Muddy Cup: A Dominican Family Comes of Age in a New America
- Author: Barbara Fischkin
- Genre: Creative nonfiction
- Set in: 1980s and 1990s New York City
- Publisher: Scribner
- Publication date: 1997
- Pages: 368
- ISBN: 978-0-684-80704-1

= Muddy Cup =

1997 book by Barbara Fischkin

Muddy Cup: A Dominican Family Comes of Age in a New America is a nonfiction book by Barbara Fischkin, published by Scribner in 1997. The book focuses on a family from the Dominican Republic and their immigration to New York City, and was developed after Fischkin wrote a feature series about the family in the mid-1980s while a reporter at Newsday.

==Background==
As a reporter for Newsday in the mid-1980s, Barbara Fischkin wrote a weekly feature for a year about members of the Almonte family and their experiences with immigration from the Dominican Republic to New York City.

Fischkin developed the book during ten years after the initial news reporting, and included some of the immigrant experiences of her Jewish parents from Eastern Europe.

The title of the book is from a poem by John Montague with the lines "My mother's memories / of America / A muddy cup / she refused to drink."

==Reception==
A review by Kathleen Krog published in the Chicago Tribune describes the book as "an engrossing, engaging update of the traditional immigrant saga." Kirkus Reviews states, "Fischkin smoothly and gracefully tells a complex tale by interweaving parents' and children's vastly different perspectives, as well as an account of the Dominican Republic's troubled history."

According to Publishers Weekly, "Although her story focuses on a single family, it reflects the human toll of U.S. immigration policy, which in its effort to limit visas to those who won't become a burden on the welfare system can separate families, as it did the Almontes." Ed Morales, a staff writer for The Village Voice, in a review published in Newsday, notes the role Fischkin's 1980s reporting had on bringing attention and eventual action to address Almonte children who were initially denied entry to the United States, and writes, "While Fischkin shows that the deep ambivalence of the immigrant experience has been passed on to a new generation, she also provides a timely reminder that the suffering and exhilaration of that experience is at the core of American identity."
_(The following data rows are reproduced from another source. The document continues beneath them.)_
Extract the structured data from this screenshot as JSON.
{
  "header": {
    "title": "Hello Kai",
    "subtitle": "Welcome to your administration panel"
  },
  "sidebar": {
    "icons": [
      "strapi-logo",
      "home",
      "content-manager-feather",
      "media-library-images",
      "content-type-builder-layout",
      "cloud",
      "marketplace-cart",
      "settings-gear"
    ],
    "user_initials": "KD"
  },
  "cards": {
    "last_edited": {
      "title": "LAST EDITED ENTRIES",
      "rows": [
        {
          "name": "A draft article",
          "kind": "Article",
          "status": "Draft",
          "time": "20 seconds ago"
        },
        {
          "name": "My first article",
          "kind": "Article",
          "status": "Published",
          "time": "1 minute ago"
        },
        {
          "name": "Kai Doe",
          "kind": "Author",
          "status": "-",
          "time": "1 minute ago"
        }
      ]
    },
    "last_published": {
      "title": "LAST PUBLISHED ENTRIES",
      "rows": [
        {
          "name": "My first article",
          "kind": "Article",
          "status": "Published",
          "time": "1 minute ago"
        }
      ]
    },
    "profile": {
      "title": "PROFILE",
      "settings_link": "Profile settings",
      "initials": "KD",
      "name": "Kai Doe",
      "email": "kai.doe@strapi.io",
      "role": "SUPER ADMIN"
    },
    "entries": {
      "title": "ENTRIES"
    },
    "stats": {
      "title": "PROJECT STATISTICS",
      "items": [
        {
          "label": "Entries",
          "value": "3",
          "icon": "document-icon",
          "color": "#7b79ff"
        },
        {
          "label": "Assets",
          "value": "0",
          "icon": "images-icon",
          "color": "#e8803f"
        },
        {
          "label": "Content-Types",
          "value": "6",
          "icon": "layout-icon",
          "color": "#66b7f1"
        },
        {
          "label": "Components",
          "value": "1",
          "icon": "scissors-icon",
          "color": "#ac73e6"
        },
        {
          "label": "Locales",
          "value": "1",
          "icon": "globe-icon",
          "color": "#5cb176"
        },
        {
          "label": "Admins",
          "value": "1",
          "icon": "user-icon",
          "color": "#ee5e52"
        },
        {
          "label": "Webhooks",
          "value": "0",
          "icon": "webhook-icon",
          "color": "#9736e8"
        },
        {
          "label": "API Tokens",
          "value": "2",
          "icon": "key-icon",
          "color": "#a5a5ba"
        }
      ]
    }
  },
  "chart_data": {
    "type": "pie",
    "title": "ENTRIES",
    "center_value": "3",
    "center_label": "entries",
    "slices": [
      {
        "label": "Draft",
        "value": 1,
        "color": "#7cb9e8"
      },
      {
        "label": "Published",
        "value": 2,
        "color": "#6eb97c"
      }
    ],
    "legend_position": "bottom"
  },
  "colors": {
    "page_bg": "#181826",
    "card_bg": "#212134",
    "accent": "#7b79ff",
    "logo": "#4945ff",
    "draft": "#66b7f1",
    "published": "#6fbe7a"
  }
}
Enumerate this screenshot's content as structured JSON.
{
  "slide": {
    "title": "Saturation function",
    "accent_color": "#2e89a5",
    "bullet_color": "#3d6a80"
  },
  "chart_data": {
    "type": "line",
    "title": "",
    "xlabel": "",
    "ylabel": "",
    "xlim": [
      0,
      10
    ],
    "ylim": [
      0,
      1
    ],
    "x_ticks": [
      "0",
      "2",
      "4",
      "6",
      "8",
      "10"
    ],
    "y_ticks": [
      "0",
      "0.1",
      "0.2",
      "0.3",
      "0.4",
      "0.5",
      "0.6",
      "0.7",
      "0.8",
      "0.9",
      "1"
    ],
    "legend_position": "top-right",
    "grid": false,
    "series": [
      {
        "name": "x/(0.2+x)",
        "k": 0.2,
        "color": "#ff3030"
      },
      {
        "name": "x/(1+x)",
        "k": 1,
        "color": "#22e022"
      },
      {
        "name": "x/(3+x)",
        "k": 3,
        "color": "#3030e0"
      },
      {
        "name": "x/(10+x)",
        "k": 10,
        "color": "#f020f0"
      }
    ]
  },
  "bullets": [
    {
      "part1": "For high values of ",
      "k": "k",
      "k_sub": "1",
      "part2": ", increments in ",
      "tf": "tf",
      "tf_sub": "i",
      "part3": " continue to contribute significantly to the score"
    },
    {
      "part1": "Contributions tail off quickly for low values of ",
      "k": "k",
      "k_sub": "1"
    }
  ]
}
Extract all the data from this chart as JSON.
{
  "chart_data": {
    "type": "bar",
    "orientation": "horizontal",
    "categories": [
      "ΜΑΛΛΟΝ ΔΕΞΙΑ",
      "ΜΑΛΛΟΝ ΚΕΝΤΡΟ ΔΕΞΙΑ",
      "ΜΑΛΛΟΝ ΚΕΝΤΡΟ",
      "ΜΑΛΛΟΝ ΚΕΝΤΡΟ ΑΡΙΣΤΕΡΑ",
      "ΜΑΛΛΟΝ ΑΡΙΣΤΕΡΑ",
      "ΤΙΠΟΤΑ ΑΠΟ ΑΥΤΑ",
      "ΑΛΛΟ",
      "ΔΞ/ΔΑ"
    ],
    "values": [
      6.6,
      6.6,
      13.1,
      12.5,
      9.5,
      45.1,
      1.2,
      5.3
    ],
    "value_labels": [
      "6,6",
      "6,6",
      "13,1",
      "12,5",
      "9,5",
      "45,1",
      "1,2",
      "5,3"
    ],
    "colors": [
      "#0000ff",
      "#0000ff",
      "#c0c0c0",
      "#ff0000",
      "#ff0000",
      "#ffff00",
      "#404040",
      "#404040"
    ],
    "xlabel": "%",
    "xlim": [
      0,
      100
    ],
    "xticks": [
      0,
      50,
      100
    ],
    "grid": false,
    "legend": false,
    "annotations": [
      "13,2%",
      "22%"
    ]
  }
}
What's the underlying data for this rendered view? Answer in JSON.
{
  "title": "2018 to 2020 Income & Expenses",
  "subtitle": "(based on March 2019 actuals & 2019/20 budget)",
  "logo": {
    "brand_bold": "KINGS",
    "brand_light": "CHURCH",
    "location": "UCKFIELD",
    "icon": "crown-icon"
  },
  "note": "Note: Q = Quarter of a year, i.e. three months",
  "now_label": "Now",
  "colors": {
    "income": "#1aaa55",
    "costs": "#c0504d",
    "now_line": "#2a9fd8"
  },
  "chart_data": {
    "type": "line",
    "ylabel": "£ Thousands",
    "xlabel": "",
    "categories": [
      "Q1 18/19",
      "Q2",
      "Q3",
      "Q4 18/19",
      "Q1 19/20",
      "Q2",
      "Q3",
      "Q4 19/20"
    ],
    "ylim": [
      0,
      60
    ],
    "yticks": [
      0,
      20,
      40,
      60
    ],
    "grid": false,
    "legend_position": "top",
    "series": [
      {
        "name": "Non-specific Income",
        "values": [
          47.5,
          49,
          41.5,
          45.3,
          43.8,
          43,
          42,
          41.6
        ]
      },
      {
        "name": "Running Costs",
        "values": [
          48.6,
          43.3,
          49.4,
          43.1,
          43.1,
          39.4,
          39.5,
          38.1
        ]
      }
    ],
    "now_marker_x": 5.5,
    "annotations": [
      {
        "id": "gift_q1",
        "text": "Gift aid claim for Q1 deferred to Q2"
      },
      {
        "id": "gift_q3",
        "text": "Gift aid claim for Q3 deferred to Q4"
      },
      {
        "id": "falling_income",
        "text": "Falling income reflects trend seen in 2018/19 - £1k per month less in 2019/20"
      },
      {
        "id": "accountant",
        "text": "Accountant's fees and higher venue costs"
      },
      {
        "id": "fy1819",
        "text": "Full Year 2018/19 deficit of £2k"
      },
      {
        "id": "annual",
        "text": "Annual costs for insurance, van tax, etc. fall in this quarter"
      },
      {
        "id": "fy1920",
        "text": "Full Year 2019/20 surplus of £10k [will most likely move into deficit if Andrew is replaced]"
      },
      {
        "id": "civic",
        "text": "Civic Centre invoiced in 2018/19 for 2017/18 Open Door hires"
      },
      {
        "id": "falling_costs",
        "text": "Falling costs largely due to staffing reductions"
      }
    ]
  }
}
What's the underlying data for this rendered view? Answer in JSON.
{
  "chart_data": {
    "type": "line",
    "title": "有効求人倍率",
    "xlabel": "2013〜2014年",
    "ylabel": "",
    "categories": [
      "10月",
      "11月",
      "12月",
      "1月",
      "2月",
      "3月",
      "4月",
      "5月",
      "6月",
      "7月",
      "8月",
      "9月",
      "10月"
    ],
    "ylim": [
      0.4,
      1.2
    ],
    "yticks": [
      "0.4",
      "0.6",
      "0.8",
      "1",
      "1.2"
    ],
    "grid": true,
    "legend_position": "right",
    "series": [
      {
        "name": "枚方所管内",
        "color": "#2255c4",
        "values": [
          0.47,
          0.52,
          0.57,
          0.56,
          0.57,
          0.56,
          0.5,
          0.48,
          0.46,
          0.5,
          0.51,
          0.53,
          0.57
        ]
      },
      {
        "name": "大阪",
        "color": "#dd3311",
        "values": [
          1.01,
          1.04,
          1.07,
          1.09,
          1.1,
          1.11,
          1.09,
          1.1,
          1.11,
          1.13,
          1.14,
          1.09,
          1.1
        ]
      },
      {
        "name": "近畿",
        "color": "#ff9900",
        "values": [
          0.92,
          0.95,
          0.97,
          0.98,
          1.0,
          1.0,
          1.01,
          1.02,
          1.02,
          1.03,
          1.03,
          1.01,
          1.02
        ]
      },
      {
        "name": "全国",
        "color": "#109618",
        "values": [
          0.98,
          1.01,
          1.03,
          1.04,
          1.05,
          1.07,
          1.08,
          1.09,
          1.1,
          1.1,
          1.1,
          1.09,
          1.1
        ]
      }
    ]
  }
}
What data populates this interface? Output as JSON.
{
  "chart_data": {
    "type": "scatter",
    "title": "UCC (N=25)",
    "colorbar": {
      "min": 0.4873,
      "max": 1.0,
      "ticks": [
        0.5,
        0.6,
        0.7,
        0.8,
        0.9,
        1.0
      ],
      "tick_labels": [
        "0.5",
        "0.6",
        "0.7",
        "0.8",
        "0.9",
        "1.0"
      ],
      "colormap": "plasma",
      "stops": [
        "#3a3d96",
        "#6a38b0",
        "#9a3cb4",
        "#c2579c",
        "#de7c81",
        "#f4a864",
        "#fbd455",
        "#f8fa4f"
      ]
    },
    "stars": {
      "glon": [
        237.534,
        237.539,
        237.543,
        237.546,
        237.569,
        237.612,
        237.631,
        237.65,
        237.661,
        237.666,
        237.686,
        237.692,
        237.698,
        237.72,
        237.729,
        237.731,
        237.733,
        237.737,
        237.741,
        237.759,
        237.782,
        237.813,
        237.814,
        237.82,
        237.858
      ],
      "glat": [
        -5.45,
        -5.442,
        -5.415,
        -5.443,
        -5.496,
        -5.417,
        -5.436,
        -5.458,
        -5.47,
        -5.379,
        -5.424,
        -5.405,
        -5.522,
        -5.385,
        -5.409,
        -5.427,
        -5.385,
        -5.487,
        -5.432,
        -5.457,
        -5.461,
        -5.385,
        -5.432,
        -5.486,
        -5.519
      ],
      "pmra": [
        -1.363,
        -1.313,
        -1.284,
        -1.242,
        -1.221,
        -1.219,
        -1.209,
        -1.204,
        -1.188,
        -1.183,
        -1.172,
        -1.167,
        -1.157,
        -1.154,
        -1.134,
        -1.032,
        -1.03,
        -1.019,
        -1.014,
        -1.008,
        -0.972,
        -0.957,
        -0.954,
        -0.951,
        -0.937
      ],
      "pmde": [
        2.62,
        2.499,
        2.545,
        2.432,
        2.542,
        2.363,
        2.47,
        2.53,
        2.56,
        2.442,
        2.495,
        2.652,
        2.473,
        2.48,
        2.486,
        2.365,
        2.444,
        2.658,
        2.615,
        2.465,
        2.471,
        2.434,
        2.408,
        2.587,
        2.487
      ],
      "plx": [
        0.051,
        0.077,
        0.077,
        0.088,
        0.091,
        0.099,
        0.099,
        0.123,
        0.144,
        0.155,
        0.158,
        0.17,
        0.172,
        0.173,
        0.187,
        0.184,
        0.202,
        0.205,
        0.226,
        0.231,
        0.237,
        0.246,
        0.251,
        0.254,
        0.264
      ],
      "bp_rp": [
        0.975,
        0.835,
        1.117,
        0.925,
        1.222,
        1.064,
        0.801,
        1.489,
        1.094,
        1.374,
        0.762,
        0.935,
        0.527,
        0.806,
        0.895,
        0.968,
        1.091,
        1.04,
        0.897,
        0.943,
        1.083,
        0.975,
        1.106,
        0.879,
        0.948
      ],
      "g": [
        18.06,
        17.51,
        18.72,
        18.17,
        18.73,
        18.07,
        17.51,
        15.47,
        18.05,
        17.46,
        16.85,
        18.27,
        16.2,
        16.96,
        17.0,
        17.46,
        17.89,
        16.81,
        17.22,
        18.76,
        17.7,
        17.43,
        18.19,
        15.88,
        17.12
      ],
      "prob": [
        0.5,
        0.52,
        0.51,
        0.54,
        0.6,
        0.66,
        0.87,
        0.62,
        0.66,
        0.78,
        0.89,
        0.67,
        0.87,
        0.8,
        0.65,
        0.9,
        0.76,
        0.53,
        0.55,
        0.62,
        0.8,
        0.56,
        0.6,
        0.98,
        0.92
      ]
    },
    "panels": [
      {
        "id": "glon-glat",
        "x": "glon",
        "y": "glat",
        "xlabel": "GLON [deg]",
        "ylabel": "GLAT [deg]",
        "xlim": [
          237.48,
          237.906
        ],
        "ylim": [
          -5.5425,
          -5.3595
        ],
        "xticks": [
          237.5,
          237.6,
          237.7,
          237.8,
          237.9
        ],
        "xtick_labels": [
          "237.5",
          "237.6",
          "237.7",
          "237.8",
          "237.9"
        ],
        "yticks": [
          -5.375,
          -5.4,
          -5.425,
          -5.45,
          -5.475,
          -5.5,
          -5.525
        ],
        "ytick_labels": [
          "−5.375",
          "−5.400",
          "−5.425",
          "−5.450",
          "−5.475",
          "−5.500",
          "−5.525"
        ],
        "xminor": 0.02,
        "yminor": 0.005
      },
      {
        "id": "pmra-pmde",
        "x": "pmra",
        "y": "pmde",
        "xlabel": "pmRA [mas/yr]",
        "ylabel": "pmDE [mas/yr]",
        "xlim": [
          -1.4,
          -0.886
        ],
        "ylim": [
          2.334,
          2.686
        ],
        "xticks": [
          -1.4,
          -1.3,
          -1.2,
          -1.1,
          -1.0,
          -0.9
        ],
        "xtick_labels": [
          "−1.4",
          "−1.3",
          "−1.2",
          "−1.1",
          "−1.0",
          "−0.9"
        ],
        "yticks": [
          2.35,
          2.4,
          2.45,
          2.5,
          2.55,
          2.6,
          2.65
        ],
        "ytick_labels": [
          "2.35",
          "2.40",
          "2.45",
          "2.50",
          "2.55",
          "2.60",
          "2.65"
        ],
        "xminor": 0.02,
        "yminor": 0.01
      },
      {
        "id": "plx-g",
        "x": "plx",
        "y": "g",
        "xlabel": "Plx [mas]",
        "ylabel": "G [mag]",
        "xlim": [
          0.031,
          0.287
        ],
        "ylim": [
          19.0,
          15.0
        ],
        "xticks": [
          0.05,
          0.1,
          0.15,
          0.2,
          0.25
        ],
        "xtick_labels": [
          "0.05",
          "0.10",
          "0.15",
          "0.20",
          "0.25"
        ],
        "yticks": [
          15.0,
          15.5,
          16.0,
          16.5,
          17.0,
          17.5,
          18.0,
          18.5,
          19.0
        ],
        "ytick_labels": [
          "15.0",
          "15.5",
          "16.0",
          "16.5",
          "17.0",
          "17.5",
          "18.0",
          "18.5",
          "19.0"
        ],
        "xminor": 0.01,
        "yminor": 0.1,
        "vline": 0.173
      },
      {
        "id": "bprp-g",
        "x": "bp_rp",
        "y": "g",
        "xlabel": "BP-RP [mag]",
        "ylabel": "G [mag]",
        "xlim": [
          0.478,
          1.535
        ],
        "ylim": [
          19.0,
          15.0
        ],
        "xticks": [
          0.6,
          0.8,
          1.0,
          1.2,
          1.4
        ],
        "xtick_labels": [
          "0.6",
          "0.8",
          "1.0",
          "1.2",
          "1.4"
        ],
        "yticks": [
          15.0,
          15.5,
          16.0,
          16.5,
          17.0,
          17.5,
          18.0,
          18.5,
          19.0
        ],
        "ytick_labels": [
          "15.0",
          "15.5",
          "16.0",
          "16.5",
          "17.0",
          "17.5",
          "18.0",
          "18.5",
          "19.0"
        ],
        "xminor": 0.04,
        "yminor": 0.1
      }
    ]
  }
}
In a review for Library Journal, Tricia Gray says Fischkin "gives an intimate account of immigrant life in contemporary America, with all the bureaucratic quagmires, language barriers, and transformations that are involved", and that the "masterfully woven tale strikes at the heart of the American identity". Philip Herter writes in a review for the St. Petersberg Times, "Dominican history is key, especially the miserable years of the Trujillo dictatorship, a grim regime supported by Washington, when thousands disappeared and social progress withered. Coming to America, we are reminded, has made sense for a long time."